The control of mRNA translation into proteins is critical for the adaptation of eukaryotic cells to environmental changes and stress conditions. Nutrient stress responses in yeast (Saccharomyces cerevisiae) are prototypical to eukaryotes and are known to cause large-scale translational reprogramming, downregulating translation of most messenger (m)RNAs while upregulating translation of others. Glucose starvation is one of the better studied nutrient stresses in yeast as it causes rapid changes, mainly during the initiation phase of translation. While this effect has been described before, methods to obtain insights into particular initiation intermediates, and the dynamics of the response, were limiting. To understand how translational control operates, we aim to provide detailed data for the response to glucose starvation, a common stress condition where dysregulation can be critical in multiple diseases including cancer.
Glucose starvation induces rapid loss of the translation initiation factor eIF4A from initiation complexes, followed by relocation of these stalled initiation intermediates into cytoplasmic bodies. However, the mRNA-wide loss of eIF4A, its dynamics upon the induction of the stress, and its specific effects on translation across the transcriptome remain unknown.
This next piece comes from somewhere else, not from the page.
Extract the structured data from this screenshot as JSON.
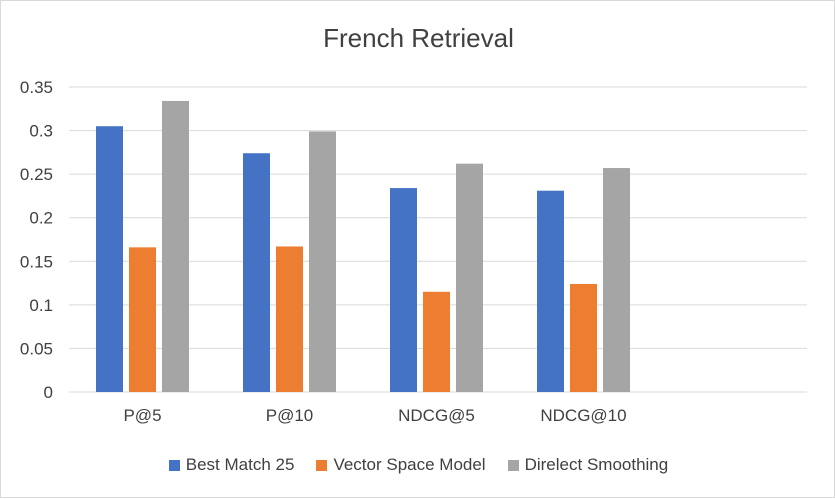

To address these problems, we refined TCP-seq, which is based on ribosome footprinting (Archer SK et al. Nature 2016 535:570-574; Shirokikh NE et al. Nat. Protoc. 2017 12:697-731). TCP-seq captures all ribosome-mRNA complexes, including initiation intermediates. In glucose starvation/restoration time-course experiments, we found that the translation response time, measured by changes in polysome profiles, was much shorter than anticipated, approaching 20 seconds. We selected three conditions that resulted in minimal, intermediate or maximal polysome disassembly, to obtain samples for TCP-seq. Further, we aim to use yeast strains harbouring tagged versions of eIF4A, eIF4E, eIF4G and Pab1 for selective footprinting of complexes involving these factors and uncover their mRNA-specific distribution and its dynamics across the transcriptome during glucose starvation.